AI gets plenty of criticism. But for all its flaws, it's leveling the playing field in a way I haven't seen before.
You can now just ship things. It has never been more true.
I studied engineering, started as a designer, and for years barely wrote any code. Then AI changed that. I can now actually build what I want, prototype fast, contribute to code at work, and turn ideas into real products.
The traditional path used to be: learn for years, then maybe build something. Now it's: have an idea, start building, learn as you go. The tool fills the gaps while you're still figuring things out.
AI doesn't replace taste, judgment, or understanding what makes something good. Those still matter—maybe more than before. What it does is remove the years of syntax memorization and boilerplate writing that kept people from even starting.
I still need to know what I want. I still need to understand structure, performance, user experience. But I don't need to remember every API method or fight with configuration files for hours. That friction is mostly gone.
When you can go from idea to working prototype in hours instead of weeks, you learn faster. You test assumptions sooner. You catch bad ideas before investing months into them.

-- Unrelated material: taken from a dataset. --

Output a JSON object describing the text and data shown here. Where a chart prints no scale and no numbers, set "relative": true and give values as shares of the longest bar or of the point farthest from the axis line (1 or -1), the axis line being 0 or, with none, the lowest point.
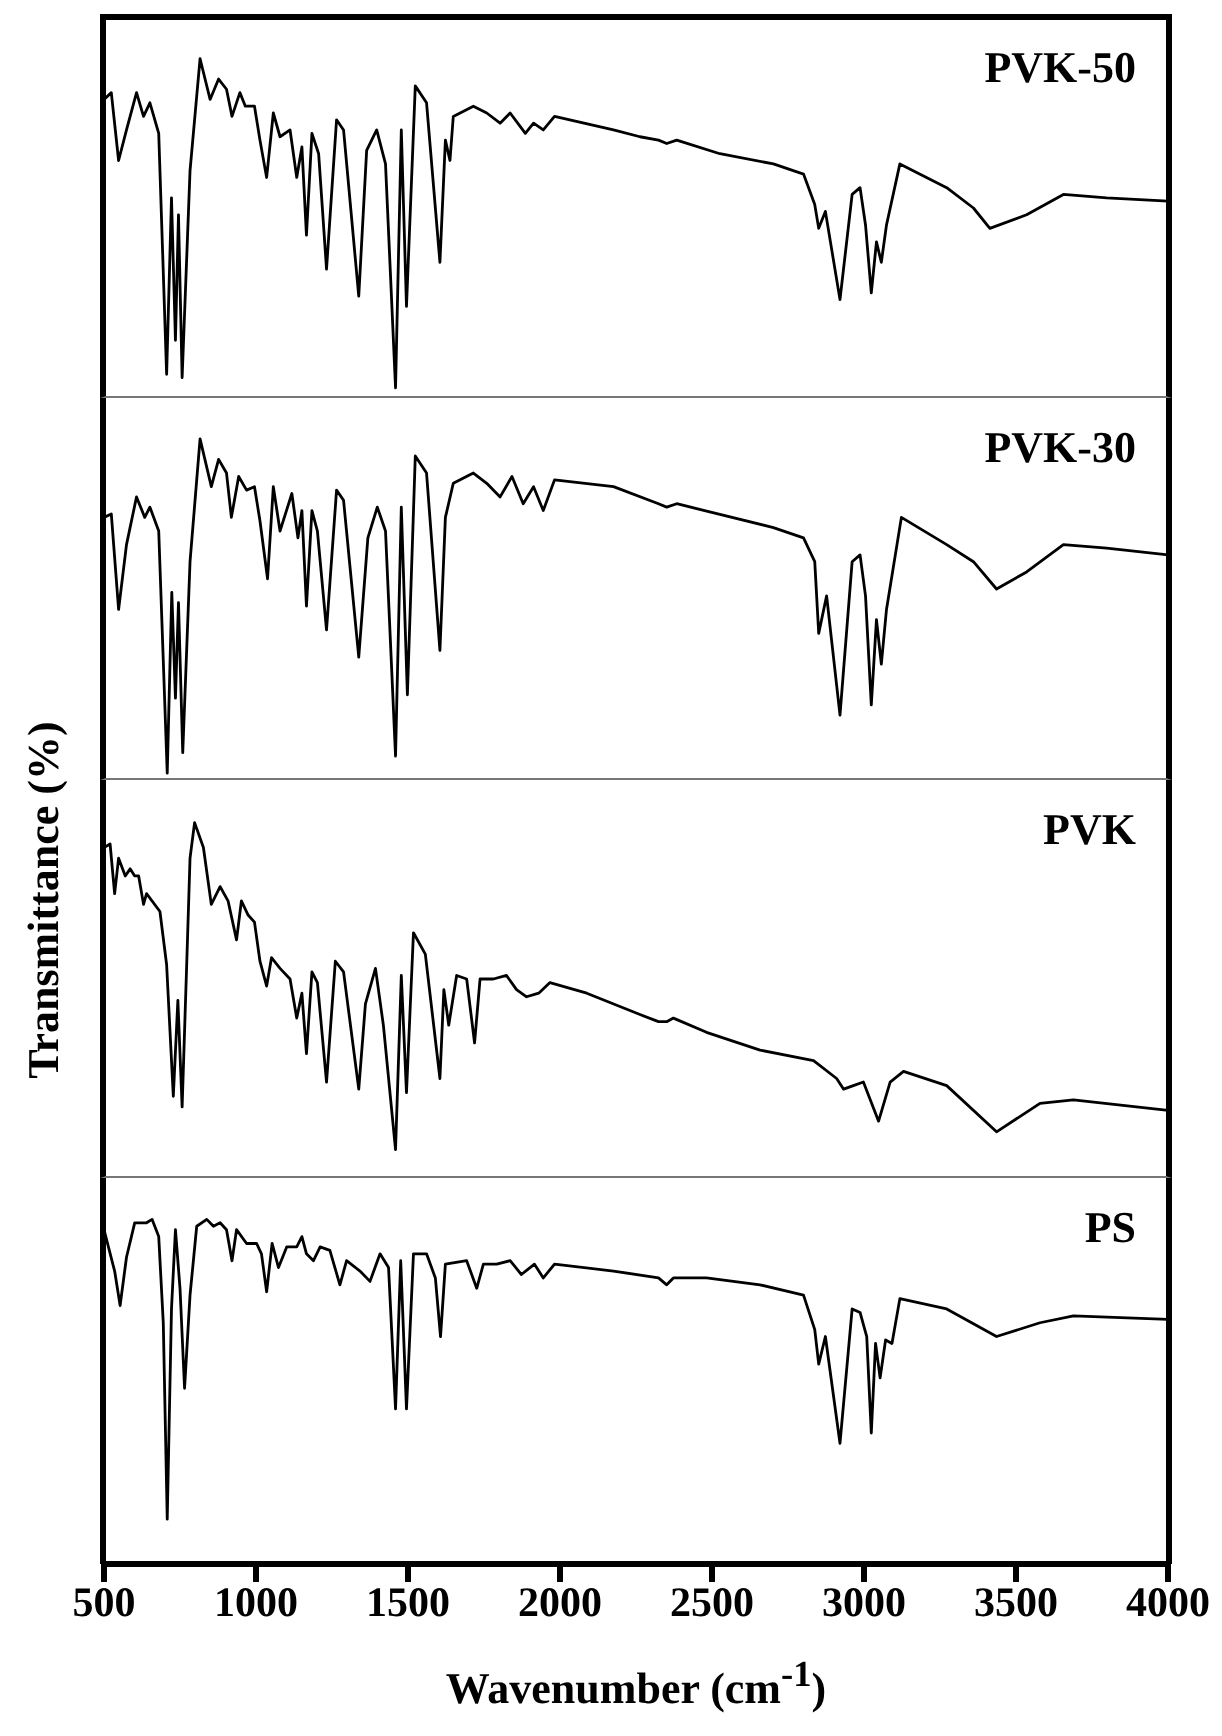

At work, this changes how we build. Features that would've needed careful planning and specialist developers can now be sketched out, tested with users, and iterated on before committing to a full implementation. The feedback loop is tighter.
The gap between "I wish this existed" and "here's a working version" is smaller than it's ever been. That's powerful for anyone who wants to make things but didn't have the traditional path to get there.
I just love making stuff, and AI lets me do more of it. That's pretty cool.